温度
夏のこと。クラスメートの霞ちゃんが死んだ。下校中に交通事故に遭ったらしい。
「ねえ、冷ちゃんは悲しくないの?何で、何でそんなこと言うの?」
泣きながら、さらに怒りながら隣の席の正田が言ってきた。
「だってさ、悲しんだって霞ちゃん、戻らないでしょ?」
「わかってるよそんなこと!」
正田は、小さな子供のように、泣いてるのか何なのかわからないくらい怒って教室を出て行った。

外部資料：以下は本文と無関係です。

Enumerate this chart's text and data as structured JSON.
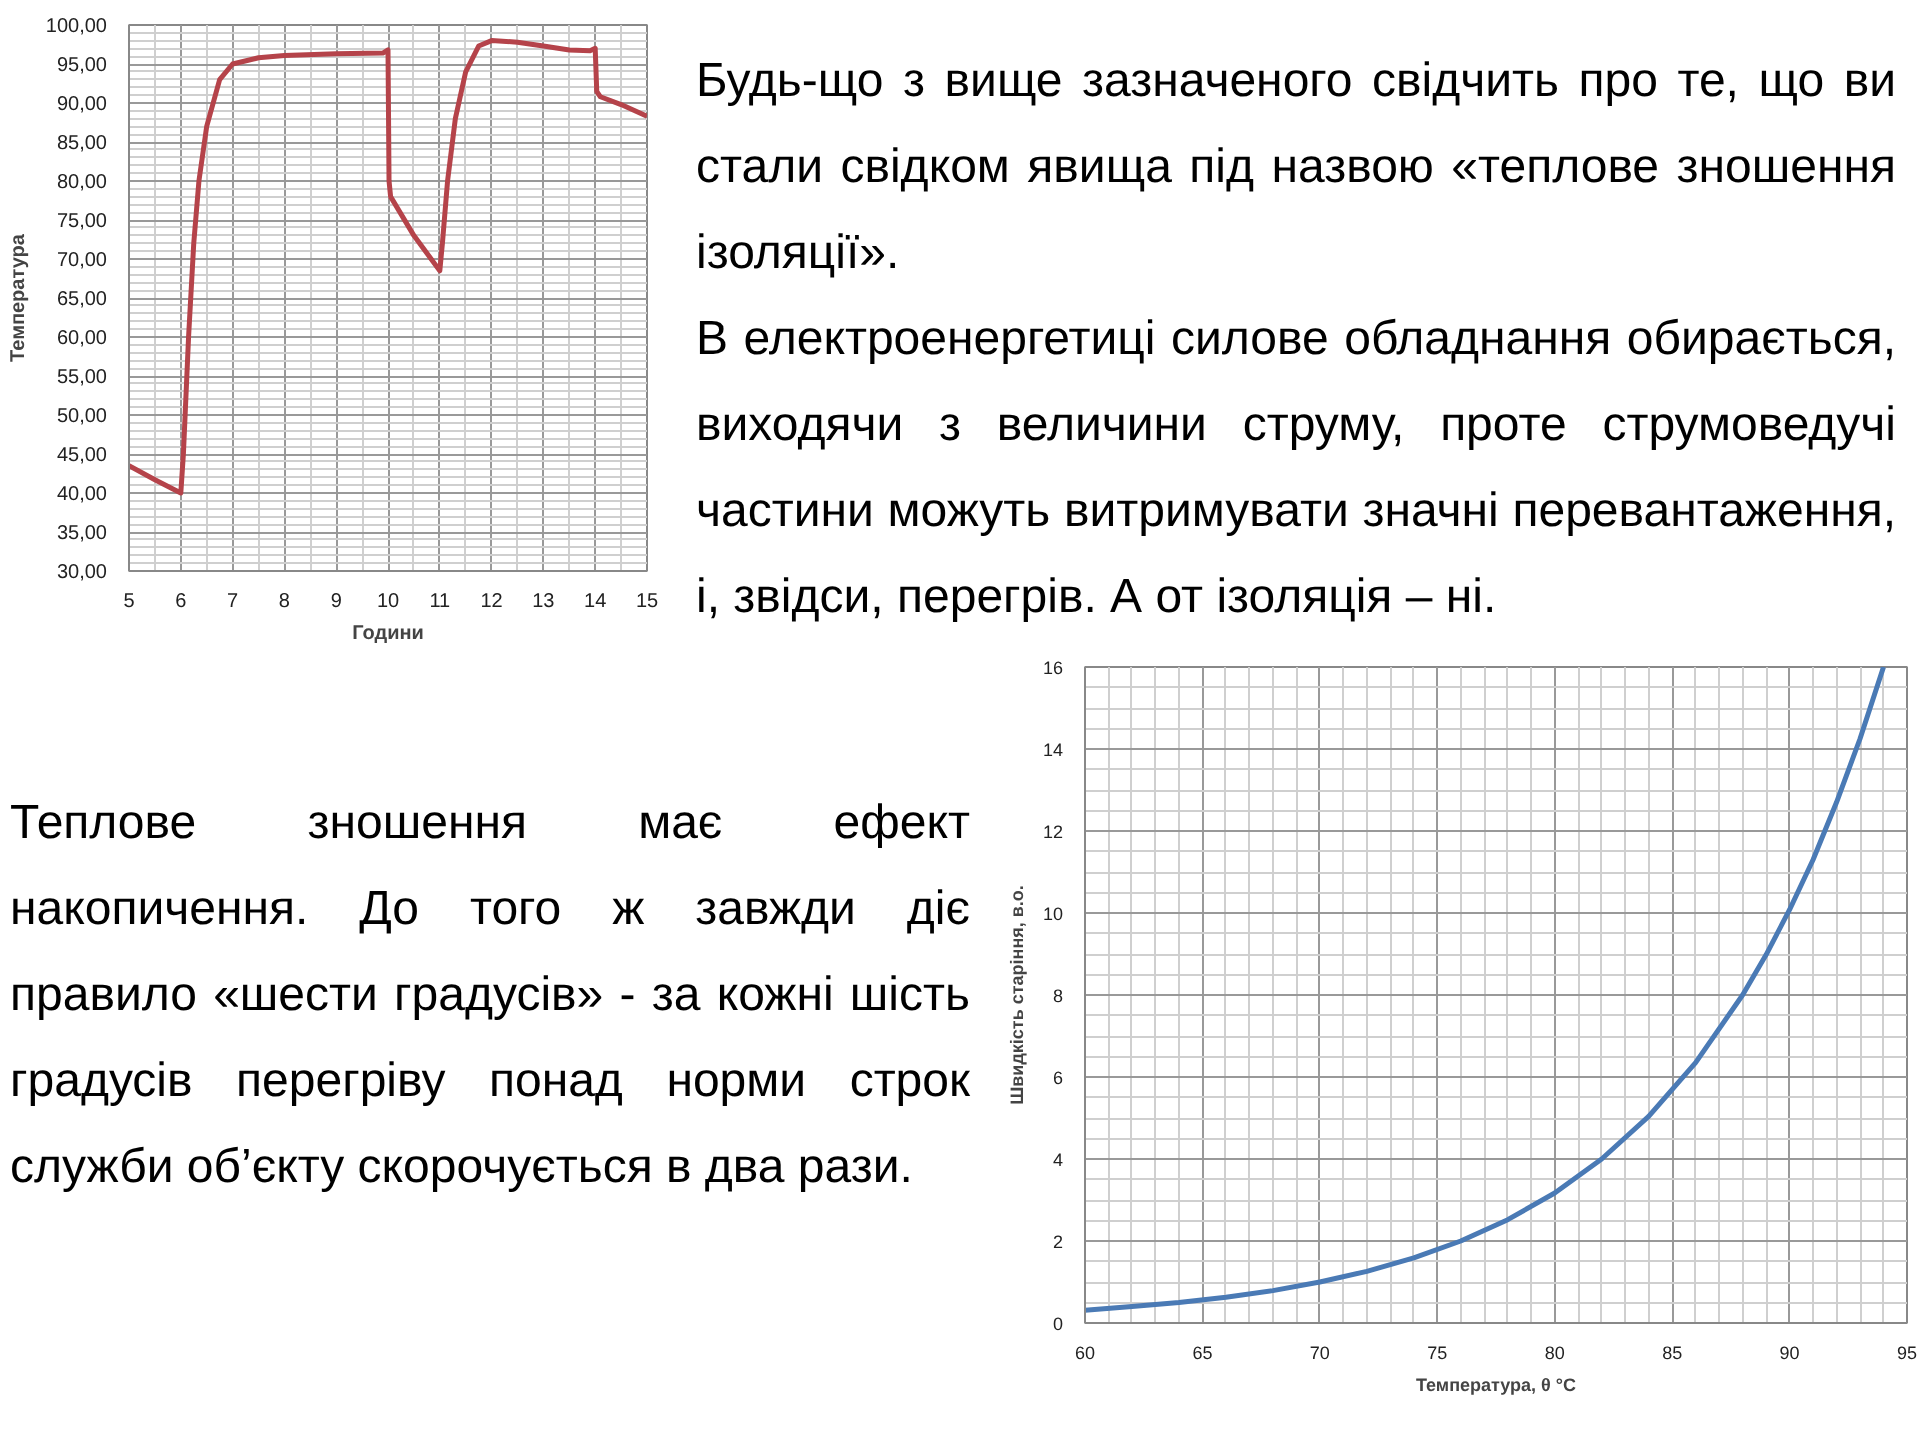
{
  "chart_data": [
    {
      "type": "line",
      "xlabel": "Години",
      "ylabel": "Температура",
      "grid": true,
      "marker": "none",
      "line_style": "solid",
      "xlim": [
        5,
        15
      ],
      "ylim": [
        30,
        100
      ],
      "xticks": [
        5,
        6,
        7,
        8,
        9,
        10,
        11,
        12,
        13,
        14,
        15
      ],
      "yticks": [
        {
          "value": 30,
          "label": "30,00"
        },
        {
          "value": 35,
          "label": "35,00"
        },
        {
          "value": 40,
          "label": "40,00"
        },
        {
          "value": 45,
          "label": "45,00"
        },
        {
          "value": 50,
          "label": "50,00"
        },
        {
          "value": 55,
          "label": "55,00"
        },
        {
          "value": 60,
          "label": "60,00"
        },
        {
          "value": 65,
          "label": "65,00"
        },
        {
          "value": 70,
          "label": "70,00"
        },
        {
          "value": 75,
          "label": "75,00"
        },
        {
          "value": 80,
          "label": "80,00"
        },
        {
          "value": 85,
          "label": "85,00"
        },
        {
          "value": 90,
          "label": "90,00"
        },
        {
          "value": 95,
          "label": "95,00"
        },
        {
          "value": 100,
          "label": "100,00"
        }
      ],
      "x": [
        5,
        5.5,
        6,
        6.05,
        6.15,
        6.25,
        6.35,
        6.5,
        6.75,
        7,
        7.5,
        8,
        9,
        9.9,
        10,
        10.02,
        10.05,
        10.5,
        11,
        11.05,
        11.15,
        11.3,
        11.5,
        11.75,
        12,
        12.5,
        13,
        13.5,
        13.9,
        14,
        14.03,
        14.1,
        14.5,
        15
      ],
      "series": [
        {
          "color": "#b5434a",
          "values": [
            43.5,
            41.7,
            40,
            45,
            60,
            72,
            80,
            87,
            93,
            95,
            95.8,
            96.1,
            96.3,
            96.4,
            96.8,
            80,
            78,
            73,
            68.5,
            72,
            80,
            88,
            94,
            97.3,
            98,
            97.8,
            97.3,
            96.8,
            96.7,
            97,
            91.5,
            90.8,
            89.8,
            88.3
          ]
        }
      ]
    },
    {
      "type": "other",
      "annotations": [
        "Будь-що з вище зазначеного свідчить про те, що ви стали свідком явища під назвою «теплове зношення ізоляції».",
        "В електроенергетиці  силове обладнання обирається, виходячи з величини струму, проте струмоведучі частини можуть витримувати значні перевантаження, і, звідси, перегрів.  А от ізоляція – ні."
      ]
    },
    {
      "type": "other",
      "annotations": [
        "Теплове зношення має ефект накопичення. До того ж завжди діє правило «шести градусів» - за кожні шість градусів перегріву понад норми строк служби об’єкту скорочується в два рази."
      ]
    },
    {
      "type": "line",
      "xlabel": "Температура, θ °C",
      "ylabel": "Швидкість старіння, в.о.",
      "grid": true,
      "marker": "none",
      "line_style": "solid",
      "xlim": [
        60,
        95
      ],
      "ylim": [
        0,
        16
      ],
      "xticks": [
        60,
        65,
        70,
        75,
        80,
        85,
        90,
        95
      ],
      "yticks": [
        0,
        2,
        4,
        6,
        8,
        10,
        12,
        14,
        16
      ],
      "x": [
        60,
        62,
        64,
        66,
        68,
        70,
        72,
        74,
        76,
        78,
        80,
        82,
        84,
        86,
        88,
        89,
        90,
        91,
        92,
        93,
        94
      ],
      "series": [
        {
          "color": "#4a7ab5",
          "values": [
            0.31,
            0.4,
            0.5,
            0.63,
            0.79,
            1.0,
            1.26,
            1.59,
            2.0,
            2.52,
            3.17,
            4.0,
            5.04,
            6.35,
            8.0,
            8.98,
            10.08,
            11.3,
            12.7,
            14.25,
            16
          ]
        }
      ]
    }
  ]
}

私は霞ちゃんとの思い出について振り返ってみた。そもそも私には友達っていう存在がいない。どうしてか正田は私にフレンド申請してくる。霞ちゃんとは、体育の時に数回話しただけだと思う。
突然正田が戻ってきた。
「みんなが悲しんで泣くのは、霞ちゃんが生きてきたってことだよ。」
生きてきた…。
「霞ちゃん、昨日は生きてたんだよ……。」正田の声が小さくなっていく。昨日まで動いていた霞ちゃんはもう動かないんだ。そう考えると、ぼんやりと不思議な気持ちになってくる。でも、そういう感じが久しぶりで妙にムズムズとする。
「正田、私、家でゆっくり考えるわ。…。帰る。」
クーラーの効いた快適な校舎から一歩踏み出す。
「あ、暑っ。」
初投稿です。私は、生と死っていうものがよくわかってないです。